Ya
estamos de vuelta. A partir de ahora la rutina impone sus condiciones
y a nosotros lo que nos corresponde es justificar nuestra tarea ante
ustedes de la mejor forma que podamos. Es cierto que los
acontecimientos marcan enormemente y que el hecho de que entre unos y
otros lo de la deuda nacional se encuentre en este momento en nada
menos que en un billón de euros, han oído bien: en un billón de
euros, cuando menos molesta. Y más si tenemos en cuenta que nosotros
no hemos intervenido en negocio alguno del que pudiera derivarse
algún gasto que añadir a esta macrosuma. Han sido los de siempre,
los mismos que hacen y deshacen sin pedirnos autorización, los que
estuvieron y los que están, y los que vendrán, porque eso de gastar
sin control, por muchas leyes de transparencia que se saquen de la
manga, por muchos tribunales de cuentas que se inventen, seguirá
siendo un despilfarro incontrolado que, por si le faltaba alguna
guinda que ponerle al pastel, no lleva a nadie a la cárcel, ni
destituye, ni inhabilita… Sencillamente, todo sigue igual, como si
no hubiera pasado nada.
Y no
estamos hablando de que ese billón de euros haya sido íntegramente
repartido entre quienes han tenido posibilidades para manejarlo. Se
trata de que es un dinero que se debe, de que es una deuda que el
Estado tiene contraída no sabemos ni con quién y que por el momento
supone un freno de gran envergadura para cualquier tipo de acción
que quisiera acometerse a favor del país en variadas de facetas.

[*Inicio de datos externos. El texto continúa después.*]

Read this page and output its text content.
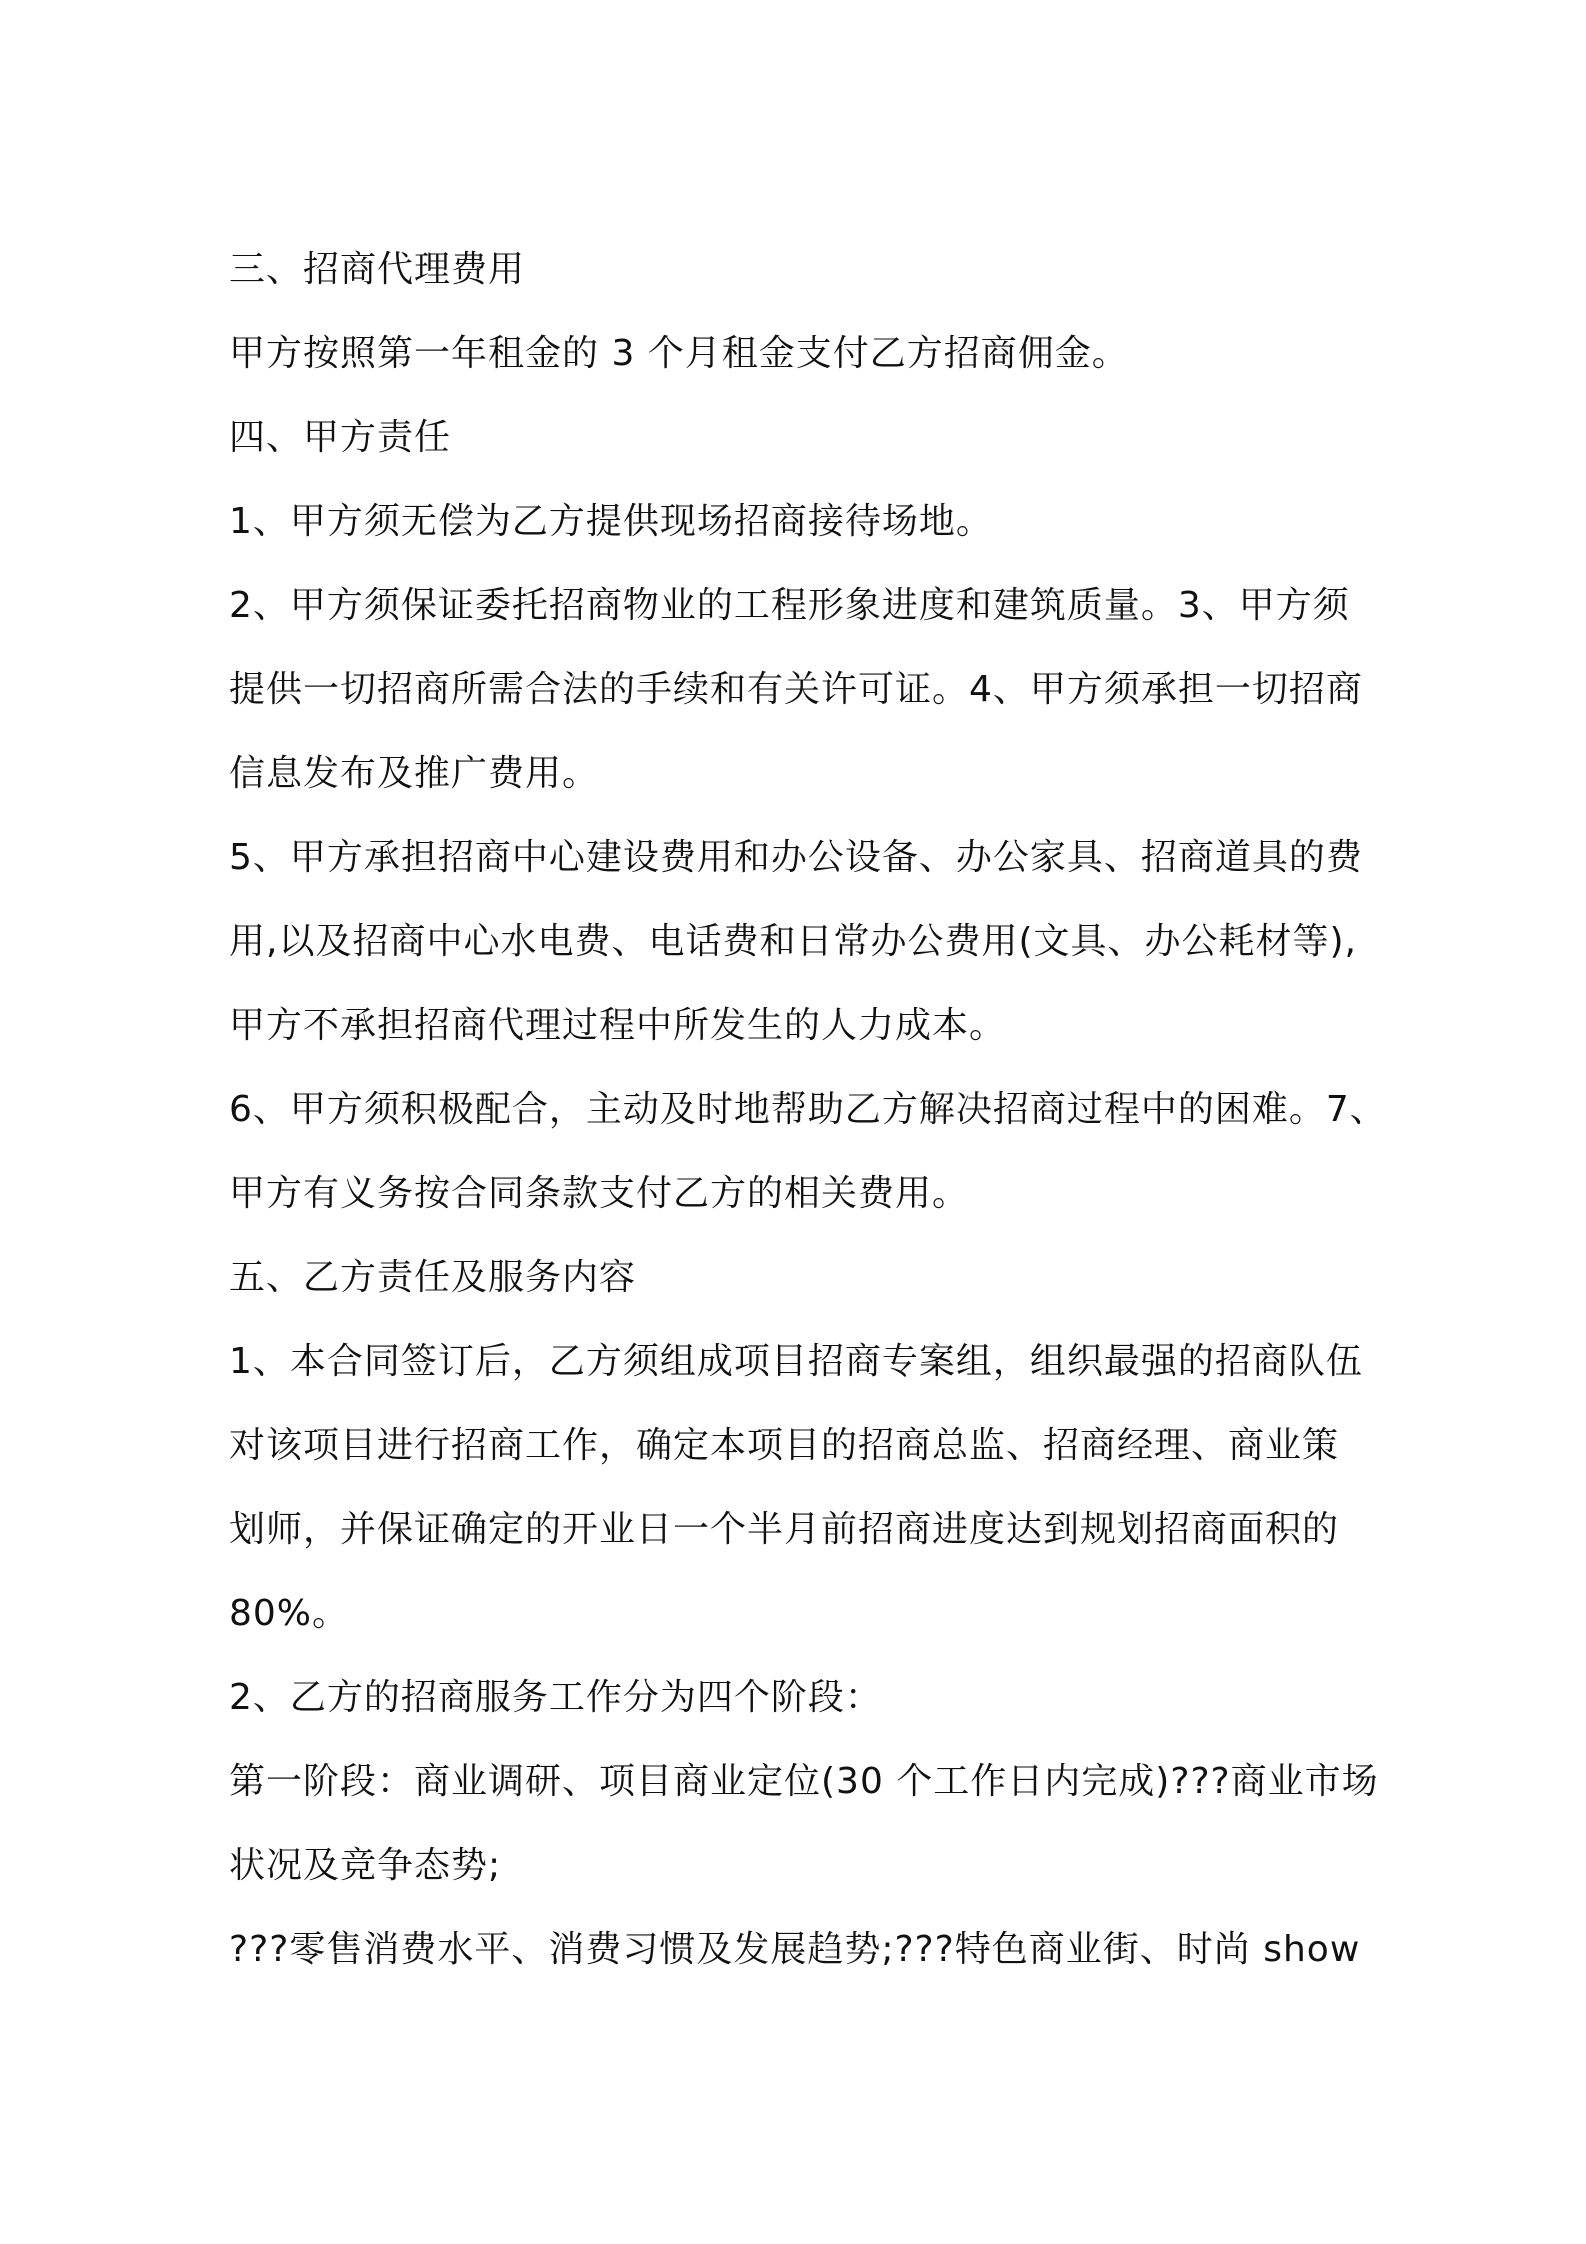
三、招商代理费用
甲方按照第一年租金的 3 个月租金支付乙方招商佣金。
四、甲方责任
1、甲方须无偿为乙方提供现场招商接待场地。
2、甲方须保证委托招商物业的工程形象进度和建筑质量。3、甲方须
提供一切招商所需合法的手续和有关许可证。4、甲方须承担一切招商
信息发布及推广费用。
5、甲方承担招商中心建设费用和办公设备、办公家具、招商道具的费
用,以及招商中心水电费、电话费和日常办公费用(文具、办公耗材等),
甲方不承担招商代理过程中所发生的人力成本。
6、甲方须积极配合，主动及时地帮助乙方解决招商过程中的困难。7、
甲方有义务按合同条款支付乙方的相关费用。
五、乙方责任及服务内容
1、本合同签订后，乙方须组成项目招商专案组，组织最强的招商队伍
对该项目进行招商工作，确定本项目的招商总监、招商经理、商业策
划师，并保证确定的开业日一个半月前招商进度达到规划招商面积的
80%。
2、乙方的招商服务工作分为四个阶段：
第一阶段：商业调研、项目商业定位(30 个工作日内完成)???商业市场
状况及竞争态势;
???零售消费水平、消费习惯及发展趋势;???特色商业街、时尚 show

Tampoco entramos en si en esta deuda se encuentran los millones que
han ido a parar a los bolsillos y cuentas en paraísos fiscales de
los corruptos conocidos hasta el momento, y que matizamos hasta el
momento porque estamos convencidos de que los gordos, los que de
verdad nos sorprenderán, están por caer. No obstante, la realidad
nos supera y nos obliga a recapitular en busca de razones que nos
permitan digerir suma tan bárbara y el hecho de que, sea como sea y
cuando sea, alguien tendrá que pagarla. Los que deben recibir la
poderosísima cantidad del billón de euros suponemos que estarán
peor que nosotros mientras esperan el ingreso en sus cuentas de la
parte que les corresponde, que para eso son acreedores oficialmente
reconocidos y tienen todo el derecho del mundo a ser compensados en
tiempo y en forma.
Ahora
bien, una vez clarificada la deuda y asumido su pago, lo suyo sería
empezar a buscar a los responsables para evitar que sigan en los
puestos desde los que permitieron tal acumulación de pagos sin
satisfacer. No tanto que se les busque cárcel adecuada como que
evitemos que puedan tomar decisiones; no tanto exigirles que se
pierdan en la ignorancia del tiempo como que se les coarte cualquier
posibilidad futura de responsabilidad en la Administración General
del Estado. Está claro que no es la solución, que el mal ya está
hecho, pero al menos nos quedará la tranquilidad de que no nos
endeudarán más. Y algo es algo. Porque lo que en realidad duele es
que se trate de un dinero que se ha ido acumulando a lo largo de los
años y del que nosotros no hemos tenido conocimiento ni disfrute
alguno, que han hecho y deshecho sin nuestro permiso, que han
decidido endeudarse sin consultarnos y que no le podemos pedir
responsabilidades a nadie, que es lo que más duele. Eso y el que
nosotros, todos, estemos intervenidos por el Estado en lo que
hacemos, y que en el momento que nos excedemos en algunas de nuestras
obligaciones, caerá sobre nosotros todo el peso de la ley. Esa es la
diferencia y lo que de verdad duele. Que los que estuvieron, los que
están y los que estarán seguirán engordando la deuda como les
venga en gana y que nosotros, que somos los que tenemos la facultad
de quitarlos y ponerlos, estemos obligados a pagar sus excesos. Desde
luego, injusto es lo miremos por donde lo miremos.